02.08.2008 - 01:00 | Son Güncellenme:
MÜGE ÇELEBİ
Aşçı deyince akla iri yarı, bıyıklı, bir usta yanında yetişmiş Bolulu adamlar geliyor değil mi? Oysa artık mutfakta diplomalı, en az bir yabancı dil bilen, çıtı pıtı kadınları da göreceğiz.
Yeditepe Üniversitesi Gastronomi ve Mutfak Sanatları Bölümü dört yıllık kapsamlı bir eğitimle kız öğrencilerin akınına uğramış durumda. Bu seneki mezunlarda kızların oranı yüzde 70 civarında.

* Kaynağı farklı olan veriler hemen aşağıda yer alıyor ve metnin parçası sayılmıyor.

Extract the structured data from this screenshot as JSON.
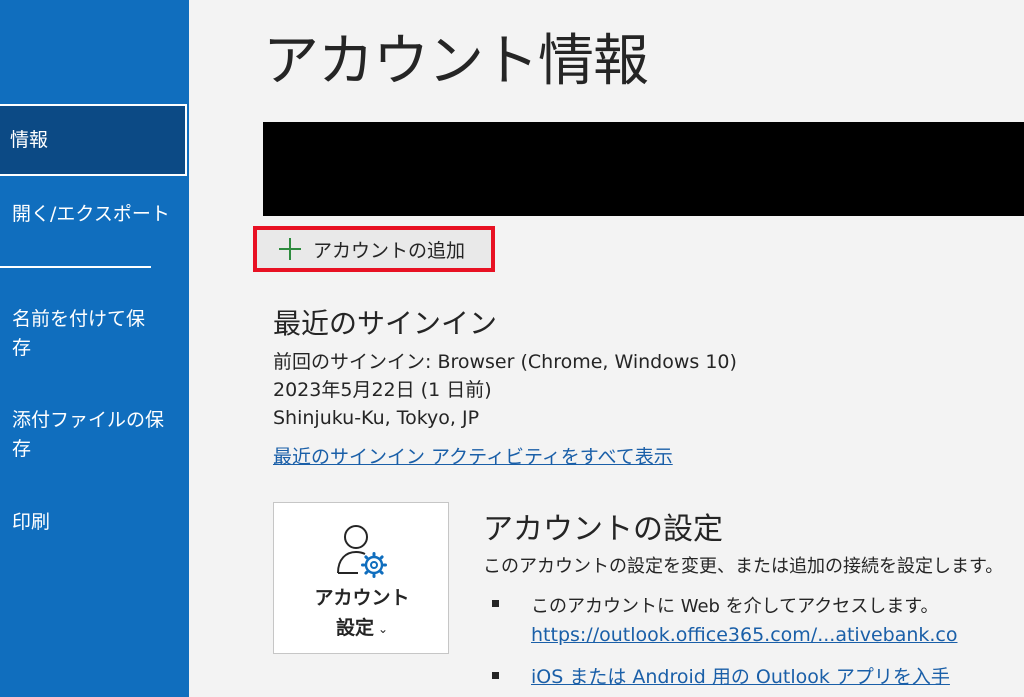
{
  "sidebar": {
    "items": [
      {
        "label": "情報"
      },
      {
        "label": "開く/エクスポート"
      },
      {
        "label": "名前を付けて保存"
      },
      {
        "label": "添付ファイルの保存"
      },
      {
        "label": "印刷"
      }
    ],
    "item_lines": {
      "save_as_line1": "名前を付けて保",
      "save_as_line2": "存",
      "save_attach_line1": "添付ファイルの保",
      "save_attach_line2": "存"
    }
  },
  "main": {
    "title": "アカウント情報",
    "add_account_label": "アカウントの追加",
    "recent_signin": {
      "title": "最近のサインイン",
      "last_signin": "前回のサインイン: Browser (Chrome, Windows 10)",
      "date": "2023年5月22日 (1 日前)",
      "location": "Shinjuku-Ku, Tokyo, JP",
      "view_all_link": "最近のサインイン アクティビティをすべて表示"
    },
    "account_settings": {
      "tile_label_line1": "アカウント",
      "tile_label_line2": "設定",
      "title": "アカウントの設定",
      "description": "このアカウントの設定を変更、または追加の接続を設定します。",
      "bullets": [
        {
          "text": "このアカウントに Web を介してアクセスします。"
        },
        {
          "link": "https://outlook.office365.com/...ativebank.co"
        },
        {
          "link": "iOS または Android 用の Outlook アプリを入手"
        }
      ]
    }
  },
  "colors": {
    "sidebar_bg": "#106ebe",
    "sidebar_selected_bg": "#0c4a85",
    "highlight_border": "#e81123",
    "plus_icon": "#2e8b3e",
    "link": "#1a5fa8",
    "gear_icon": "#106ebe"
  }
}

Ferzan Kazdal ve Ece Şenturan bu bölümde okuyan ve şubat ayında mezun olacak kız öğrencilerden yalnızca ikisi. Onlar “Yeni Yemek Akımları”, “Dünya Mutfakları”, “Türk Mutfak Kültürü”, “Yemek Mitolojisi”, “Medyada Yemek”, “Dünya Gıda Politikaları” gibi dersler gördüler, yemek camiasında “mektepli” konumuna geldiler. Ama evde henüz “Anne mutfağa sen girme, yemekleri ben yaparım” gibi bir durumun olmadığını belirtiyorlar.

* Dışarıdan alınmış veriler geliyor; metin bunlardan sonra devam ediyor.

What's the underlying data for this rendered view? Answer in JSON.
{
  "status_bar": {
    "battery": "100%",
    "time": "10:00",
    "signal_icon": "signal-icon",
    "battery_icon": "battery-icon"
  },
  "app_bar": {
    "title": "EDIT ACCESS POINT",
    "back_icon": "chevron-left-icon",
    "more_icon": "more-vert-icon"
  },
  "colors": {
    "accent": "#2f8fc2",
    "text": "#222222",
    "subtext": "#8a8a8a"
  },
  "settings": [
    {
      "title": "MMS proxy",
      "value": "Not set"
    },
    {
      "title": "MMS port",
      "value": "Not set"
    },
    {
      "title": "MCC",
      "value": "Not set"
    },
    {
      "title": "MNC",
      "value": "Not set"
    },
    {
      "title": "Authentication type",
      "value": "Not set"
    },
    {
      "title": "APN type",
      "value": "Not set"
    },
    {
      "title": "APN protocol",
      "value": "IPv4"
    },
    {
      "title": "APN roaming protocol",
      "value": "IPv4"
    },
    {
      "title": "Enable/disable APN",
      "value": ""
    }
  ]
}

Ferzan ve Ece’nin okudukları bölümü insanlara söylediklerinde en çok karşılaştıkları tepki “Bize ne zaman yemek yapacaksın?” oluyor. Bir de okul dışından arkadaşlarının yemek tarifi öğrenmek için onları devamlı arayıp durduklarını anlatıyor.

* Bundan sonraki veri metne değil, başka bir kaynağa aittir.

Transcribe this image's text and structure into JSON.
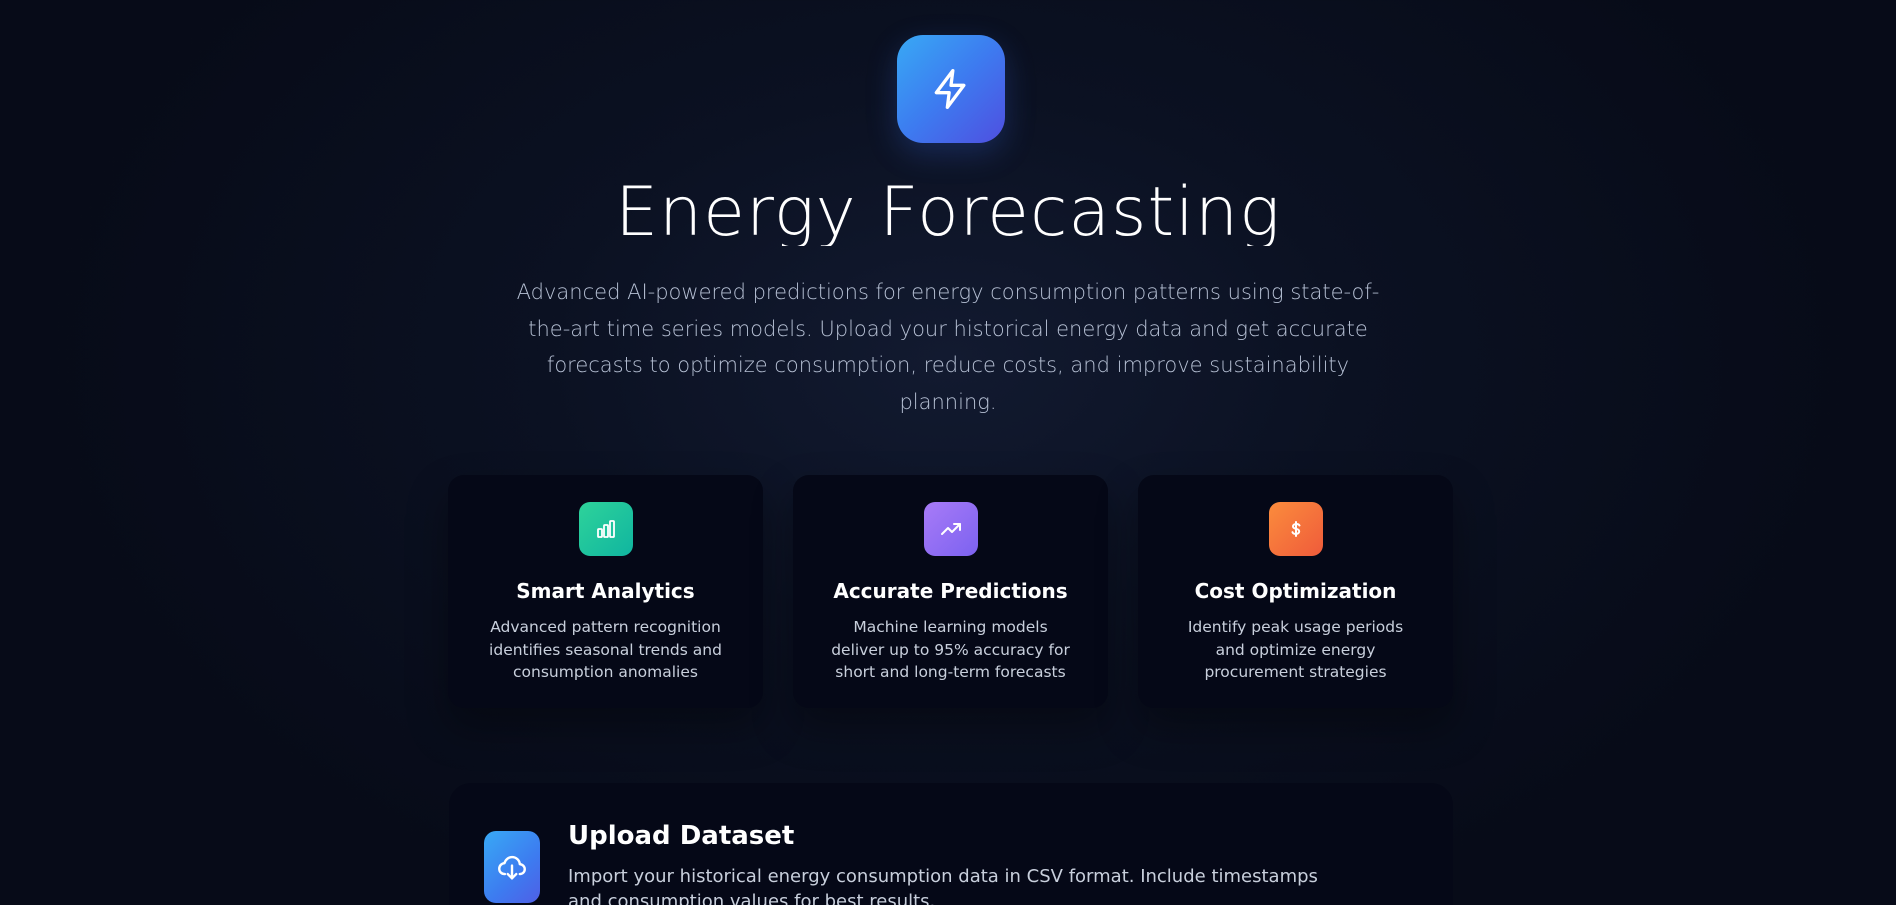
{
  "hero": {
    "icon": "lightning-bolt-icon",
    "title": "Energy Forecasting",
    "description": "Advanced AI-powered predictions for energy consumption patterns using state-of-the-art time series models. Upload your historical energy data and get accurate forecasts to optimize consumption, reduce costs, and improve sustainability planning."
  },
  "features": [
    {
      "icon": "bar-chart-icon",
      "color": "#10b981",
      "title": "Smart Analytics",
      "description": "Advanced pattern recognition identifies seasonal trends and consumption anomalies"
    },
    {
      "icon": "trending-up-icon",
      "color": "#8b5cf6",
      "title": "Accurate Predictions",
      "description": "Machine learning models deliver up to 95% accuracy for short and long-term forecasts"
    },
    {
      "icon": "dollar-sign-icon",
      "color": "#f97316",
      "title": "Cost Optimization",
      "description": "Identify peak usage periods and optimize energy procurement strategies"
    }
  ],
  "upload": {
    "icon": "cloud-download-icon",
    "title": "Upload Dataset",
    "description": "Import your historical energy consumption data in CSV format. Include timestamps and consumption values for best results."
  }
}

İlk mezunlarını geçen sene veren bu lisans programında uluslararası alanda rekabet edebilecek genç yönetici şefler yetiştirmek amaçlanıyor. Bunun yanı sıra Türk mutfak kültürünü akademik bir ortamda koruyarak dünyaya tanıtmak hedefleniyor.
Bölüm aynı zamanda Güzel Sanatlar Fakültesi çatısı altında gastronomi eğitimi vermekte de fark yarattıyor. ÖSS puanı, çizim yetenek sınavı ve bir mülakat sonunda öğrenciler bölümde okumaya hak kazanıyor. Öğrencilerin sektöre girmelerini kolaylaştırmak için ise ünlü otel ve restoranlarda toplam 120 iş günü staj zorunlulukları var.
Ece Ş.: “Yemeği el yordamıyla yapmayı seviyorum”
“Şu yemeği okulundan öğrenelim” diyerek mi bu bölüme başladınız?
Ferzan Kazdal: Aşçı olmayı çok istiyordum. Eskiden beri yemek kitapları okur, yemek programları izlerdim.
Ece Şenturan: Ben tiyatrocu olmak ve dünyayı gezmek istiyordum. Aslında İstanbul’a da bir dans sınavı için gelmiştim. Sonra sınavı kaçırdım. Tesadüfen bu bölümün sınavını öğrendim. Mezun olunca dünyayı gezerek yapabileceğim bir iş gibi düşündüm.
Okul bitince ne yapacaksınız?
Ece Ş.: Ben eğitim süresince yazmaktan çok keyif aldığımı fark ettim. Sonuçta dünyanın her yerinde sofra kuruluyor. Ben bu farklı lezzetleri tatmak, saklanmış ustaları bulup deneyimlerimi yazıya dökmek istiyorum.
Ferzan K.: Restoran veya otelin yiyecek-içecek ofisinde yönetici olmayı düşünüyorum. Yeni hazırlanacak mönülere, sunulacak şaraba veya kullanılacak zeytinyağına karar vermek ilgimi çekiyor.
Yakında mezun olacaksınız. Çat kapı 10 kişi “Sana yemeğe geliyoruz” dese, “Hiç zorlanmam, çok iyi ağırlarım” gibi bir özgüven oluştu mu?
Ece Ş.: Ben henüz o aşamaya gelemedim. Biraz daha tecrübe edinmem lazım.
Ferzan K.: Onları bir otelin başaşçısı gibi ağırlayamayabilirim. Ama yine de güzel bir sofra hazırlarım.
Yemek tariflerinde insanları en çok sıkıntıya sokan “göz kararı” diye bir tabir vardır. Bu dört senenin sonunda sizde oluştu mu?
Ferzan K.: Bende oluşmadı. Oluşmasını da istemiyorum. Malzeme oranlarının matematiksel veriler olmasını tercih ediyorum.
Ece Ş.: Ben yemeği el yordamıyla yapmayı seviyorum. Ölçerek yaptığımda zaten istediğim gibi olmuyor.